O corte, portanto, não é simplesmente negativação dos ditos, pelo contrário, a interpretação silencia o sentido que sutura o inter-dito, para produzir, atualizar, no intervalo, o oco que permite que ressoe o eco do dizer: nesse sentido, Lacan valorizou em algum momento a intervenção “tu l’as dit!” (“Você o diz”, ou “o dito foi seu!”) como uma das melhores interpretações, pois ela corta a suposição de saber no outro (foi você que disse) e aponta que o dito não vai sem o dizer: o dito permite localizar e autentificar o lugar do dizer (“Ça ne va pas sans dire””). O corte da sessão produz igualmente esse mesmo efeito de esvaziamento do sentido e de ressonância do dizer: “Tu l’as dit!”.

A resposta do analista, a interpretação que convém ao estilo do inconsciente e conduz a análise até seu fim, tem consequências além do final da análise: quando, ao insucesso do sujeito suposto saber e da verdade mentirosa, responde o sucesso da repetição. Quando da repetição, foi destacado o Um, do Um-Dizer, ou seja, a sua potência de acontecimento poético, então, no meio da psicanálise, encontra-se o fim, encontro que ultrapassa as esperanças do encontro marcado com o sujeito suposto saber, encontrão de um “oco sempre futuro”, como diz Paul Valéry(8). É da solidão enquanto separação com o outro que pode emergir, irromper o amor e a criação. É do vazio da solidão radical do ser que a acontecência possa ter lugar: um oco proporcionando sempre o eco por vir.

O pour moi seul, à moi seul, en moi-même,
Auprès d'un cœur, aux sources du poème,
Entre le vide et l'événement pur,
J'attends l'écho de ma grandeur interne,
Amère, sombre, et sonore citerne,
Sonnant dans l'âme un creux toujours futur!

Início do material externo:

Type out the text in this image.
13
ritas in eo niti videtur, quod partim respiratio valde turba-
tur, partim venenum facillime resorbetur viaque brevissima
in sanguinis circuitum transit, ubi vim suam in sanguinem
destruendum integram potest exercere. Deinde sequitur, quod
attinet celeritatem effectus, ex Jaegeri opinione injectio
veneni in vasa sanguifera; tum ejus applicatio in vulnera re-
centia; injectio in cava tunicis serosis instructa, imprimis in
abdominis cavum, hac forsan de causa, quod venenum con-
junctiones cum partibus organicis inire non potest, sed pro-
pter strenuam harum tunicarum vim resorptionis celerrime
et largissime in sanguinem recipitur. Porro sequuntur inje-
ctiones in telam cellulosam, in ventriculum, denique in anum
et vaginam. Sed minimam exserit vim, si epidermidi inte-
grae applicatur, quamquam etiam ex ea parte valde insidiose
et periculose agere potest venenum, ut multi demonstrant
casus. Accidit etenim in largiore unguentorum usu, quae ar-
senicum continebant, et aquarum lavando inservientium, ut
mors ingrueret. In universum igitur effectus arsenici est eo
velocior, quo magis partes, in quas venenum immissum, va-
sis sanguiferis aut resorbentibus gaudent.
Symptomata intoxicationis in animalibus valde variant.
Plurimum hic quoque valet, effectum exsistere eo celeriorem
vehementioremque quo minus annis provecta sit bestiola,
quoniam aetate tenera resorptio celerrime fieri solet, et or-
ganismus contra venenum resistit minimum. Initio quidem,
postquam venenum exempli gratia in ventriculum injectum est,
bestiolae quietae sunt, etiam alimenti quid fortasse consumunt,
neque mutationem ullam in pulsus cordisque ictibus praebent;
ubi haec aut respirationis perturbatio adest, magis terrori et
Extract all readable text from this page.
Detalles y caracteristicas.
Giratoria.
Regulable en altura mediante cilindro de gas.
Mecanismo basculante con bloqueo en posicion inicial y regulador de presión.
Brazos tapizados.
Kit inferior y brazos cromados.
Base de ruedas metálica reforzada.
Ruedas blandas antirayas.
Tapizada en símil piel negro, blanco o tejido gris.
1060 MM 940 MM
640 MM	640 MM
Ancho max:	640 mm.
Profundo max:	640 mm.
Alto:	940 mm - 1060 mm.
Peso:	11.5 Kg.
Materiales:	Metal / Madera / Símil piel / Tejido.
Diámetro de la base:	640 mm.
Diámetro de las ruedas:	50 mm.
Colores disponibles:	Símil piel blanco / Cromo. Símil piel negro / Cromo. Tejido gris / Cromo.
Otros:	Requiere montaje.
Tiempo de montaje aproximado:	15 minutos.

Ó só por mim, só de mim, em mim mesmo,
Junto a um coração, às fontes do poema,
Entre o vazio e o acontecimento puro,
Espero o eco de minha grandeza interna,
Amarga, escura e sonora cisterna,
Ressoando na alma um oco, sempre futuro!
__________________________________________________________


1 LACAN, Jacques. A psicanálise e seu ensino [1957] In: ____. Outros escritos. Rio de Janeiro: Jorge Zahar, 2003. p.449.
2 LACAN, Jacques. Le moment de conclure (Le Séminaire XXV). Paris: Éditions de l’ALI. p.11.Inédito.
3 Id., ibid. “[...] Ce qu'il faudrait, c'est qu'il sache opérer convenablement, c'est-à-dire qu'il se rende compte de 1a portée des mots pour son analysant”. Tradução nossa.
4 VALERY, Paul. Variété. In : ____. Œuvres complètes. Paris: Gallimard (Pléiade). p. 1.332.
5 LACAN, Jacques. L’objet de la psychanalyse (Le Séminaire XIII). Paris: Version ALI (inédito). p.138 :“[...] La place d'où le psychanalyste parle n'est pas la même que celle d'où, dans le transfert, il est supposé parler”. Tradução nossa.
6 LACAN, Jacques. O ato psicanalítico (O Seminário XV). Inédito.
7 LACAN, Jacques. RSI (Le Séminaire XXII). Paris: Version ALI. p.78. Inédito: “[...] Il est certain qu'elle porte, l'interprétation analytique porte d'une façon qui va beaucoup plus loin que la parole”. Traduçao nossa.
8 VALÉRY, Paul. Le cimetière marin [1920] In : ____. La bibliothèque de poésie. Paris : Éditions France Loisirs, 2004. v.III, p.803.